The Lawsts appear before her and explain that seven days is the limit and today is the deadline. Now that she remembers what happened, she can return to her body. Steven couldn’t tell her what was going on, Mrs. Lawst explains, because “Your soul would have to be strong enough to recover your memory on your own, or else you would have ended up like Nicole and Peter. Only strong souls survive.”

“Yeah,” the ghost girl says. “Those two easily chickened out.”

Mrs. Lawst explains more of the rules: Steven would have to repeat every moment before his death every seven days, which was also a choice Mr. and Mrs. Lawst made to be with their daughter. 

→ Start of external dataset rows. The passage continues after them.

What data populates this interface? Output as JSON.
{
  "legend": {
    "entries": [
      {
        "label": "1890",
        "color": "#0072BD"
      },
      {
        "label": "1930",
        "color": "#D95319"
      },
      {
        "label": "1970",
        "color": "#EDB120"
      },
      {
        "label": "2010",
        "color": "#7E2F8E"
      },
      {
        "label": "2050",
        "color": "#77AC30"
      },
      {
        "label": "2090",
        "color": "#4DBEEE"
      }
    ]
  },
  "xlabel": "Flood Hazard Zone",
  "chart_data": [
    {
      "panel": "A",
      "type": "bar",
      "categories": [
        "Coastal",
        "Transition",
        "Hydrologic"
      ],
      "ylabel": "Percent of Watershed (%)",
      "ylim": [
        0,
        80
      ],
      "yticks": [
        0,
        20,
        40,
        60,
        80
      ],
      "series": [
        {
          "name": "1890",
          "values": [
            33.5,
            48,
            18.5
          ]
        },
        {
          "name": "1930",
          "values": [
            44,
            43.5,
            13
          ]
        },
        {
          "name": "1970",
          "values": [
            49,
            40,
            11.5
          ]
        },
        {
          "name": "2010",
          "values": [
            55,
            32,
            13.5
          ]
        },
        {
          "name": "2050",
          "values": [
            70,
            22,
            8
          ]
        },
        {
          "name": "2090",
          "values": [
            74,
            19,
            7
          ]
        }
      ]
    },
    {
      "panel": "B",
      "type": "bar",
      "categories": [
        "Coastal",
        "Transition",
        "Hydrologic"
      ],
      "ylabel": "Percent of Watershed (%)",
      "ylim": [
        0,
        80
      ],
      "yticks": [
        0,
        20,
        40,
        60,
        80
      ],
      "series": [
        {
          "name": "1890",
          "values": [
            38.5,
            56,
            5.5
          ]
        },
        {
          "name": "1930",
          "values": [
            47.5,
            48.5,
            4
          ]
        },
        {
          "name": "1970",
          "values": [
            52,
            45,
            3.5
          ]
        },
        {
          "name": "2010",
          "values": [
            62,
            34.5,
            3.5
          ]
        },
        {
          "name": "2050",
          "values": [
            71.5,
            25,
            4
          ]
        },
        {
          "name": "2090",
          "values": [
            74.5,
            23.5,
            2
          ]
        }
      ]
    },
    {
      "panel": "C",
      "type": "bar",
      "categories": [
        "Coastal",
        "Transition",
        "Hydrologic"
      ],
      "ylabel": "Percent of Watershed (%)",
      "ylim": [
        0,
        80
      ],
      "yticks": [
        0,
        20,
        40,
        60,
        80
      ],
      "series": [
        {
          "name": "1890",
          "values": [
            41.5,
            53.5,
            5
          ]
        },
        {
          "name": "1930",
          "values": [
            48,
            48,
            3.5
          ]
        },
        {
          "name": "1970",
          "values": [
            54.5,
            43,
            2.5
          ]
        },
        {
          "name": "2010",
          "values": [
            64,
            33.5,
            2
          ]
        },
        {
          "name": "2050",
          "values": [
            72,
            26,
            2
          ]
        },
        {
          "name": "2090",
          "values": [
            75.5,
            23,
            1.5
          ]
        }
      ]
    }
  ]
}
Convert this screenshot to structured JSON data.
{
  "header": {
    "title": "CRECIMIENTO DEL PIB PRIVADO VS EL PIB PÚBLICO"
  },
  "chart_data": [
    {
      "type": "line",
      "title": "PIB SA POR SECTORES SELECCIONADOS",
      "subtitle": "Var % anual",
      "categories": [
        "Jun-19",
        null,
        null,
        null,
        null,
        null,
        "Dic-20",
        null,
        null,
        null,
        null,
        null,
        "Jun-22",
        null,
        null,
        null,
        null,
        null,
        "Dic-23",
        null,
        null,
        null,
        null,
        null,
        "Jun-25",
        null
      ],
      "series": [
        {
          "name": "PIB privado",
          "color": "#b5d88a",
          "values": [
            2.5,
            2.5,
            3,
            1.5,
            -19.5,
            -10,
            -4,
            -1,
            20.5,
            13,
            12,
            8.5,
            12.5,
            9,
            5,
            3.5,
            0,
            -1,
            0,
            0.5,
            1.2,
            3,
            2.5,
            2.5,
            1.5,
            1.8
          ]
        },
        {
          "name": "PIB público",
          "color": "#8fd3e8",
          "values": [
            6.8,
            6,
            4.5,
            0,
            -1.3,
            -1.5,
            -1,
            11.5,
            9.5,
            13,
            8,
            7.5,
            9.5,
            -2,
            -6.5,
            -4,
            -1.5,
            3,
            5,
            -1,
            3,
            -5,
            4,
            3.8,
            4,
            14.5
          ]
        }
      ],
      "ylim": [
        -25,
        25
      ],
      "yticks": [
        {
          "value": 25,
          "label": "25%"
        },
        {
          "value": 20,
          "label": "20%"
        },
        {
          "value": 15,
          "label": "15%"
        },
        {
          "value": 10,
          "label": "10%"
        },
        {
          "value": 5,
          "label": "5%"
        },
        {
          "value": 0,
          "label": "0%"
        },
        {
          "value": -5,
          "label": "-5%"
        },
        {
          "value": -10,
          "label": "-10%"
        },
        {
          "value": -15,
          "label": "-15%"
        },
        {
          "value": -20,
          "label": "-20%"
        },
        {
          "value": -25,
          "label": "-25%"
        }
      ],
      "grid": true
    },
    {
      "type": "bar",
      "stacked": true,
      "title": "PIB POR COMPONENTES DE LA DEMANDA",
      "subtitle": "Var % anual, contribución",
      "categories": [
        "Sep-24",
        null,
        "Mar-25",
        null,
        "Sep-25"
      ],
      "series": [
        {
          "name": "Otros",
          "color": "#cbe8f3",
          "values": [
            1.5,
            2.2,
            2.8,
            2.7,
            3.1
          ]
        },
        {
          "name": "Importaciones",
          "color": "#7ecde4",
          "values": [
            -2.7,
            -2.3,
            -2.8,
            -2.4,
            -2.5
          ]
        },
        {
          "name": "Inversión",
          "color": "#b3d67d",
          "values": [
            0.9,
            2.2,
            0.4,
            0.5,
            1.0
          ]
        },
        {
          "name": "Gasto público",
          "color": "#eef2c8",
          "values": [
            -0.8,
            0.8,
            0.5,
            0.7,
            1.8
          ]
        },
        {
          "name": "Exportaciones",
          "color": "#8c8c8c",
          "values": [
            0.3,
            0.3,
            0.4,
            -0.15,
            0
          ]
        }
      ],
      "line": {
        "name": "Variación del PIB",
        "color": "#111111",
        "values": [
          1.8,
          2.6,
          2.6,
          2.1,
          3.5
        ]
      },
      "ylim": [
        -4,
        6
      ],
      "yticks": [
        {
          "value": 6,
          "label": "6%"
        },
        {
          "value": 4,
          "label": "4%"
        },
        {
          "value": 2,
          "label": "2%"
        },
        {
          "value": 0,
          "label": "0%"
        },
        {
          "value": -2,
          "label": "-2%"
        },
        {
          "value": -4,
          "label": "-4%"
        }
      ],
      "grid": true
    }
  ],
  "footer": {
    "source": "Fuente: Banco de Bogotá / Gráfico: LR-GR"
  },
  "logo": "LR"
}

Laura decides to look for Steven to tell him she loves him rather than return to her body in the real world. She runs through the forest. And then a boulder falls on top of her.

Laura wakes up in the hospital. As she sits in a wheelchair, two nurses talk about her situation. “Lucky girl. I heard that her boyfriend took the hit for her. Too bad he didn’t make it.”

“If someone loved me like that, I’d marry him in a heartbeat.”

“Oh no, I can’t go on with this. We witness all kinds of pain every day but this job doesn’t allow us to shed tears.”

Laura looks at a picture and remembers what really happened. She and Steven stopped their car and took photos by the side of the road. They met Nicole and Peter briefly on a motorcycle. Then they continued in the car, listening to an emergency radio broadcast saying there is flooding in the area (we see no rain but we hear thunder). Laura and Steven argue about meeting his parents. Then they drive through a landslide. A big boulder falls onto the car, but Steven manages to shield Laura somehow by hugging her.

In the end, Laura uses the gigantic pencil to contact a spirit that might or might not be Steven.

The End



I wish to summarize my appreciation of The Last Inn with one sentence: This film must be seen. It is truly from a different dimension than the one in which you live. A much, much better dimension. One can only hope director David Kuan and writers Bill Jones and Catherine Lewis continue to make films as special as this one.